For Shaheen, who is primarily interested in these shuttles’ ability to take cars off the street, their benefits should ideally be expanded to more people.

“I wonder, could these types of services be modeled so other people could access them and perhaps these other individuals wouldn’t need cars to commute?” Shaheen asked. “Could this be expanded to a much larger suite of individuals?”

Papandreou is skeptical about whether a public system could be modeled after the private one.

“My real question is about a two-tiered transit system, is that something we want to support? These shuttles are already packed, if they open up to more people, they’ll be a high premium to pay, and then there’s still a two-tiered system,” Papandreou said.

All the experts we talked to shared one common wish: in their ideal system, there would be more public options for every Bay Area commuter.

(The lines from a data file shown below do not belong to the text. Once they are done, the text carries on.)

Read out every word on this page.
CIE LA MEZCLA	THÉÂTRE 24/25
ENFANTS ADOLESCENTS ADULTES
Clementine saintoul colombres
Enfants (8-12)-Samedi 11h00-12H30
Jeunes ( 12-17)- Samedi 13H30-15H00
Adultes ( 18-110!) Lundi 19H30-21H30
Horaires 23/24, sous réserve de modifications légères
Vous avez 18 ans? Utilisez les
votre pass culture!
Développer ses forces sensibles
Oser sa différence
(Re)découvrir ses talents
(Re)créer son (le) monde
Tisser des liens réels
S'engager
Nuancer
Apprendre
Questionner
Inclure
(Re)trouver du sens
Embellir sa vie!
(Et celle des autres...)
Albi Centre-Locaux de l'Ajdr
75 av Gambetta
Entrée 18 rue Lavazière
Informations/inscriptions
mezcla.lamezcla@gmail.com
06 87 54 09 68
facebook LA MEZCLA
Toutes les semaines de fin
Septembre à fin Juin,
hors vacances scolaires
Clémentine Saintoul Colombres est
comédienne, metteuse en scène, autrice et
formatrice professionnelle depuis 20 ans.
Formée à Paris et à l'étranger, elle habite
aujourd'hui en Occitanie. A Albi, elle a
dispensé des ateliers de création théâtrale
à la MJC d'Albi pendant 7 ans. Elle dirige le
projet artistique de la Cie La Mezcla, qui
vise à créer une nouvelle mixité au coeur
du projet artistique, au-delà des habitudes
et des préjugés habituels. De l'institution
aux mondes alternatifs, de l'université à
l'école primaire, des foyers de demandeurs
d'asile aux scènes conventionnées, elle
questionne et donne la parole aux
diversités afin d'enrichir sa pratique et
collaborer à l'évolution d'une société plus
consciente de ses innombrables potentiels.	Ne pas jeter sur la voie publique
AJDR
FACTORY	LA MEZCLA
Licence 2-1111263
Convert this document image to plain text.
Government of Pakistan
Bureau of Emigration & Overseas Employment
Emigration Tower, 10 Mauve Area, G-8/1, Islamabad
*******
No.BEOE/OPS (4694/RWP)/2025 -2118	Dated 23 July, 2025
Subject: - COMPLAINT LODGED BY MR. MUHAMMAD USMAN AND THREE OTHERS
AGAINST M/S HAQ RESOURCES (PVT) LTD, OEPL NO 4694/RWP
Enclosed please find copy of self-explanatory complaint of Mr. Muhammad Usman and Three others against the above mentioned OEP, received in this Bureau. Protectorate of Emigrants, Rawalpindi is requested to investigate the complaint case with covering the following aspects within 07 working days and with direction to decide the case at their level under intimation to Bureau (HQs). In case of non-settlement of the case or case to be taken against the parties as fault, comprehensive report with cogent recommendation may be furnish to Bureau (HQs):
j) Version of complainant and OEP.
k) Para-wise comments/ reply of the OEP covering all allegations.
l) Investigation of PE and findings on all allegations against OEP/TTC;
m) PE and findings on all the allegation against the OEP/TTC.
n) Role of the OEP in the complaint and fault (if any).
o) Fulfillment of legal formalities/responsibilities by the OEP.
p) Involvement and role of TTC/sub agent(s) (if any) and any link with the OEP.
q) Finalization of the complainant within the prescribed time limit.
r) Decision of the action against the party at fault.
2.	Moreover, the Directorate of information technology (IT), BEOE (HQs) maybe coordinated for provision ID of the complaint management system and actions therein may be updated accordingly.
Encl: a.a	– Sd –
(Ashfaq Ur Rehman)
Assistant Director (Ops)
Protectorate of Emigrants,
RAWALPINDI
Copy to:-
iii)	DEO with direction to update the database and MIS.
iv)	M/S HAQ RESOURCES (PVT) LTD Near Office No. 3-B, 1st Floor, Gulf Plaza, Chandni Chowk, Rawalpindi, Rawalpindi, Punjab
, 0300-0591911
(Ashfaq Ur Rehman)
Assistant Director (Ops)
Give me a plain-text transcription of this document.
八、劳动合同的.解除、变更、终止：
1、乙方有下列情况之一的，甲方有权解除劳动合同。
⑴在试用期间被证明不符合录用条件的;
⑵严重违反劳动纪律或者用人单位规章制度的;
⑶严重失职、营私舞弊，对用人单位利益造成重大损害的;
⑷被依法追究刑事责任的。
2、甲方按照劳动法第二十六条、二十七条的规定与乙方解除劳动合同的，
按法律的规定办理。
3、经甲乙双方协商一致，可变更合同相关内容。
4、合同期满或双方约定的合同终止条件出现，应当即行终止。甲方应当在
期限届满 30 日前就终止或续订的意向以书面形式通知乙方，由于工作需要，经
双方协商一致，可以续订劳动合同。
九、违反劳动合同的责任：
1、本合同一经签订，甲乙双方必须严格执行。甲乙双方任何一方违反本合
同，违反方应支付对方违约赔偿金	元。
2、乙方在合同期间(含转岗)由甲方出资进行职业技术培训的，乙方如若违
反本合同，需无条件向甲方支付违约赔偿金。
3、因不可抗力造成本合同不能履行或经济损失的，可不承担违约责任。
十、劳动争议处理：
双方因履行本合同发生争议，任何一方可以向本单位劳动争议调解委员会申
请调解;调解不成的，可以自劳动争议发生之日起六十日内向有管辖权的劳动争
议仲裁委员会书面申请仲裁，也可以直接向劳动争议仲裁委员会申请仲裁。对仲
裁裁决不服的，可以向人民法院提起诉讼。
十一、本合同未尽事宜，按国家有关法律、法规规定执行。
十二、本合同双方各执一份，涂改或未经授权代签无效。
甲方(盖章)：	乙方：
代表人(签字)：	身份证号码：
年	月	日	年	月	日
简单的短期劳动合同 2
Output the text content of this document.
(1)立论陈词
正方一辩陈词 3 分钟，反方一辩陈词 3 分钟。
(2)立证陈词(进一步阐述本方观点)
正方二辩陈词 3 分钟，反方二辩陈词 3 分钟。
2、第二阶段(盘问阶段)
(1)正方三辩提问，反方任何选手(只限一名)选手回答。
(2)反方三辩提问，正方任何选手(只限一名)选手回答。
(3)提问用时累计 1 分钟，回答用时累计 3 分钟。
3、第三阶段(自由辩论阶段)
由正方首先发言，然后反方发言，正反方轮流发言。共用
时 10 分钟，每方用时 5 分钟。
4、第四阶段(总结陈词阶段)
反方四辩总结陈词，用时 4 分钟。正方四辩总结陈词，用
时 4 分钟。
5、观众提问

“Muni is a fantastic resource, we need to do what we can to improve it… but it’s the slowest major bus system in any major city,” Weinzimmer said. “If we could create a fantastic network that’s faster, the trade-off between private shuttles and public transit totally changes.”

“Ideally, we’d have a regional transit network so you don’t need these buses,” Papandreou said. “If that was run by a regional transit, this is moot. This conversation is over.”

Deakin cites Shanghai as a city that has a similar issue with large fleets of private company buses. She says it’s a bad transit model for San Francisco. In Shanghai, the rate of expansion outpaced the rate the city was able to build transit infrastructure, and private, company buses emerged to meet demand.

“In China, cities are totally clogged by company buses, and there’s lots of congestion,” Deakin said. “As Shanghai is expanding its buses, some companies are starting to think they don’t need all the private shuttles.”

Correction: A previous version of this article misspelled Timothy Papandreou’s name.